Triple tools (so far only) defines lodkit.ttl, a triple constructor implementing a Turtle-like interface.

lodkit.ttl aims to implement turtle predicate list notation by taking a triple subject and predicate-object pairs; objects in a predicate-object pair can be

  • objects of type lodkit._TripleObject (strings are also permissible and are interpreted as rdflib.Literal),
  • tuples of lodkit._TripleObject (see turtle object lists),
  • lists of predicate-object pairs, emulating turtle blank node notation.
  • lodkit.ttl objects.
from collections.abc import Iterator

from lodkit import _Triple, ttl
from rdflib import Graph, Literal, RDF, RDFS, URIRef


triples: Iterator[_Triple] = ttl(
    URIRef("https://subject"),
    (RDF.type, URIRef("https://some_type")),
    (RDFS.label, (Literal("label 1"), "label 2")),
    (RDFS.seeAlso, [(RDFS.label, "label 3")]),
    (
        RDFS.isDefinedBy,
        ttl(URIRef("https://subject_2"), (RDF.type, URIRef("https://another_type"))),
    ),
)

graph: Graph = triples.to_graph()

The above graph serialized to turtle:

@prefix rdfs: <http://www.w3.org/2000/01/rdf-schema#> .

<https://subject> a <https://some_type> ;
    rdfs:label "label 1",
        "label 2" ;
    rdfs:isDefinedBy <https://subject_2> ;
    rdfs:seeAlso [ rdfs:label "label 3" ] .

<https://subject_2> a <https://another_type> .

Namespace Tools

NamespaceGraph

lodkit.NamespaceGraph is a simple rdflib.Graph subclass for easy and convenient namespace binding.

from lodkit import NamespaceGraph
from rdflib import Namespace

class CLSGraph(NamespaceGraph):
	crm = Namespace("http://www.cidoc-crm.org/cidoc-crm/")
	crmcls = Namespace("https://clscor.io/ontologies/CRMcls/")
	clscore = Namespace("https://clscor.io/entity/")

graph = CLSGraph()

ns_check: bool = all(
	ns in map(lambda x: x[0], graph.namespaces())
	for ns in ("crm", "crmcls", "clscore")
)

print(ns_check)  # True

ClosedOntologyNamespace, DefinedOntologyNamespace

lodkit.ClosedOntologyNamespace and lodkit.DefinedOntologyNamespace are rdflib.ClosedNamespace and rdflib.DefinedNameSpace subclasses that are able to load namespace members based on an ontology.

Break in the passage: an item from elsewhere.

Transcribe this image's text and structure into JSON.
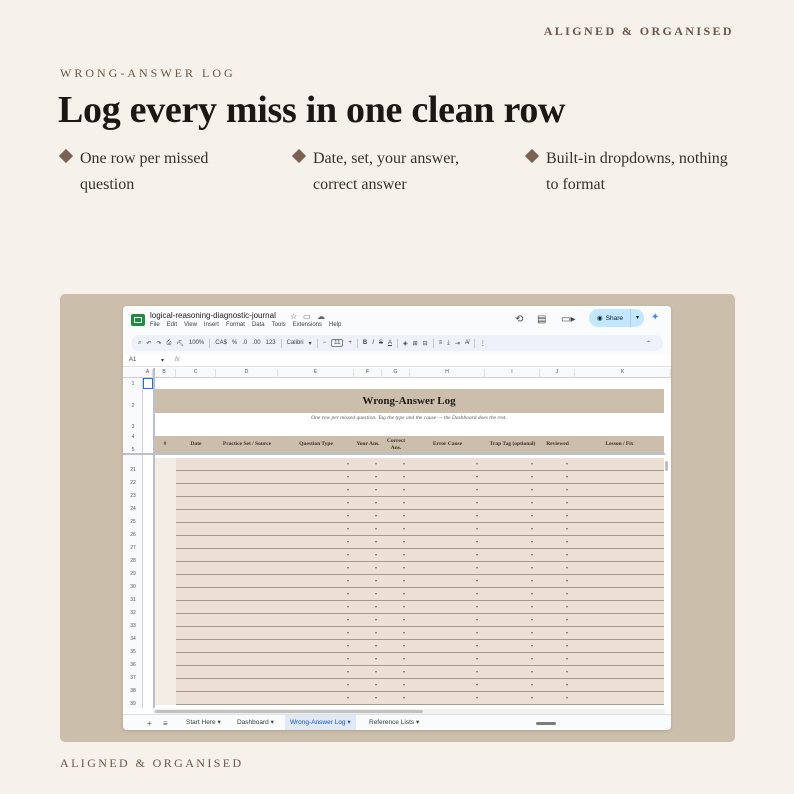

crm = ClosedOntologyNamespace(ontology="./CIDOC_CRM_v7.1.3.ttl")

crm.E39_Actor   # URIRef('http://www.cidoc-crm.org/cidoc-crm/E39_Actor')
crm.E39_Author  # AttributeError
class crm(DefinedOntologyNamespace):
	ontology = "./CIDOC_CRM_v7.1.3.ttl"

crm.E39_Actor   # URIRef('http://www.cidoc-crm.org/cidoc-crm/E39_Actor')
crm.E39_Author  # URIRef('http://www.cidoc-crm.org/cidoc-crm/E39_Author') + UserWarning

Note that rdflib.ClosedNamespaces are meant to be instantiated and rdflib.DefinedNameSpaces are meant to be extended, which is reflected in lodkit.ClosedOntologyNamespace and lodkit.DefinedOntologyNamespace.

Testing Tools

lodkit.testing_tools aims to provide general definitions (e.g Graph format options) and Hypothesis strategies useful for testing RDFLib-based Python and code.

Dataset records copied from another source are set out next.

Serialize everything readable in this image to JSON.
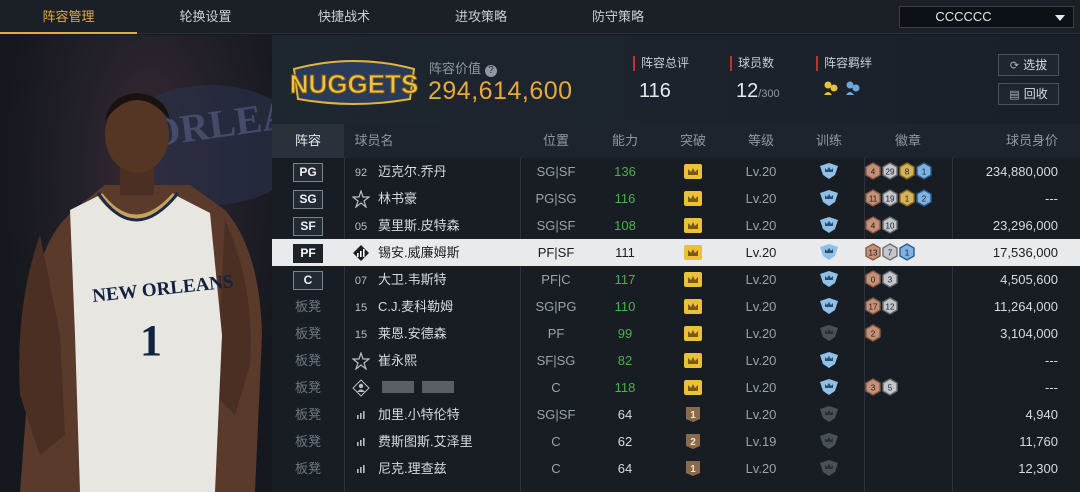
{
  "tabs": [
    {
      "label": "阵容管理",
      "active": true
    },
    {
      "label": "轮换设置",
      "active": false
    },
    {
      "label": "快捷战术",
      "active": false
    },
    {
      "label": "进攻策略",
      "active": false
    },
    {
      "label": "防守策略",
      "active": false
    }
  ],
  "team_select": {
    "value": "CCCCCC"
  },
  "team_logo": {
    "text": "NUGGETS",
    "icon": "nuggets-logo"
  },
  "lineup_value": {
    "label": "阵容价值",
    "value": "294,614,600"
  },
  "stats": {
    "overall": {
      "label": "阵容总评",
      "value": "116"
    },
    "players": {
      "label": "球员数",
      "value": "12",
      "max": "/300"
    },
    "bond": {
      "label": "阵容羁绊",
      "icons": [
        "bond-yellow-icon",
        "bond-blue-icon"
      ]
    }
  },
  "buttons": {
    "select": "选拔",
    "recycle": "回收"
  },
  "columns": [
    "阵容",
    "球员名",
    "位置",
    "能力",
    "突破",
    "等级",
    "训练",
    "徽章",
    "球员身价"
  ],
  "accent": "#e8a93a",
  "rows": [
    {
      "lineup": "PG",
      "starter": true,
      "type": "jersey",
      "jersey": "92",
      "name": "迈克尔.乔丹",
      "position": "SG|SF",
      "ability": "136",
      "break": "crown",
      "level": "Lv.20",
      "train": "shield-blue",
      "badges": [
        {
          "n": "4",
          "c": "bronze"
        },
        {
          "n": "29",
          "c": "silver"
        },
        {
          "n": "8",
          "c": "gold"
        },
        {
          "n": "1",
          "c": "blue"
        }
      ],
      "value": "234,880,000"
    },
    {
      "lineup": "SG",
      "starter": true,
      "type": "star",
      "jersey": "",
      "name": "林书豪",
      "position": "PG|SG",
      "ability": "116",
      "break": "crown",
      "level": "Lv.20",
      "train": "shield-blue",
      "badges": [
        {
          "n": "11",
          "c": "bronze"
        },
        {
          "n": "19",
          "c": "silver"
        },
        {
          "n": "1",
          "c": "gold"
        },
        {
          "n": "2",
          "c": "blue"
        }
      ],
      "value": "---"
    },
    {
      "lineup": "SF",
      "starter": true,
      "type": "jersey",
      "jersey": "05",
      "name": "莫里斯.皮特森",
      "position": "SG|SF",
      "ability": "108",
      "break": "crown",
      "level": "Lv.20",
      "train": "shield-blue",
      "badges": [
        {
          "n": "4",
          "c": "bronze"
        },
        {
          "n": "10",
          "c": "silver"
        }
      ],
      "value": "23,296,000"
    },
    {
      "lineup": "PF",
      "starter": true,
      "selected": true,
      "type": "bars",
      "jersey": "",
      "name": "锡安.威廉姆斯",
      "position": "PF|SF",
      "ability": "111",
      "break": "crown",
      "level": "Lv.20",
      "train": "shield-blue",
      "badges": [
        {
          "n": "13",
          "c": "bronze"
        },
        {
          "n": "7",
          "c": "silver"
        },
        {
          "n": "1",
          "c": "blue"
        }
      ],
      "value": "17,536,000"
    },
    {
      "lineup": "C",
      "starter": true,
      "type": "jersey",
      "jersey": "07",
      "name": "大卫.韦斯特",
      "position": "PF|C",
      "ability": "117",
      "break": "crown",
      "level": "Lv.20",
      "train": "shield-blue",
      "badges": [
        {
          "n": "0",
          "c": "bronze"
        },
        {
          "n": "3",
          "c": "silver"
        }
      ],
      "value": "4,505,600"
    },
    {
      "lineup": "板凳",
      "starter": false,
      "type": "jersey",
      "jersey": "15",
      "name": "C.J.麦科勒姆",
      "position": "SG|PG",
      "ability": "110",
      "break": "crown",
      "level": "Lv.20",
      "train": "shield-blue",
      "badges": [
        {
          "n": "17",
          "c": "bronze"
        },
        {
          "n": "12",
          "c": "silver"
        }
      ],
      "value": "11,264,000"
    },
    {
      "lineup": "板凳",
      "starter": false,
      "type": "jersey",
      "jersey": "15",
      "name": "莱恩.安德森",
      "position": "PF",
      "ability": "99",
      "break": "crown",
      "level": "Lv.20",
      "train": "shield-gray",
      "badges": [
        {
          "n": "2",
          "c": "bronze"
        }
      ],
      "value": "3,104,000"
    },
    {
      "lineup": "板凳",
      "starter": false,
      "type": "star",
      "jersey": "",
      "name": "崔永熙",
      "position": "SF|SG",
      "ability": "82",
      "break": "crown",
      "level": "Lv.20",
      "train": "shield-blue",
      "badges": [],
      "value": "---"
    },
    {
      "lineup": "板凳",
      "starter": false,
      "type": "person",
      "jersey": "",
      "name": "",
      "blurred": true,
      "position": "C",
      "ability": "118",
      "break": "crown",
      "level": "Lv.20",
      "train": "shield-blue",
      "badges": [
        {
          "n": "3",
          "c": "bronze"
        },
        {
          "n": "5",
          "c": "silver"
        }
      ],
      "value": "---"
    },
    {
      "lineup": "板凳",
      "starter": false,
      "type": "bars",
      "jersey": "",
      "name": "加里.小特伦特",
      "position": "SG|SF",
      "ability": "64",
      "break": "1",
      "level": "Lv.20",
      "train": "shield-gray",
      "badges": [],
      "value": "4,940"
    },
    {
      "lineup": "板凳",
      "starter": false,
      "type": "bars",
      "jersey": "",
      "name": "费斯图斯.艾泽里",
      "position": "C",
      "ability": "62",
      "break": "2",
      "level": "Lv.19",
      "train": "shield-gray",
      "badges": [],
      "value": "11,760"
    },
    {
      "lineup": "板凳",
      "starter": false,
      "type": "bars",
      "jersey": "",
      "name": "尼克.理查兹",
      "position": "C",
      "ability": "64",
      "break": "1",
      "level": "Lv.20",
      "train": "shield-gray",
      "badges": [],
      "value": "12,300"
    }
  ],
  "portrait": {
    "jersey_text": "NEW ORLEANS",
    "jersey_number": "1",
    "icon": "player-portrait"
  }
}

E.g. the TripleStrategies.triples strategy generates random triples utilizing all permissible subject, predicate and object types including lang-tagged and xsd-typed literals. The following uses the triples strategies together with a Hypothesis strategy to create random graphs:

from hypothesis import given, strategies as st
from lodkit import tst
from rdflib import Graph


@given(triples=st.lists(tst.triples, min_size=1, max_size=10))
def test_some_function(triples):
    graph = Graph()
    for triple in triples:
        graph.add(triple)

    assert len(graph) == len(triples)

The strategy generates up to 100 (by default, see settings) lists of 1-10 tuple[_TripleSubject, URIRef, _TripleObject] and passes them to the test function.

Warning: The API of lodkit.tesing_tools is very likely to change soon! Strategies should be module-level callables and not properties of a Singleton.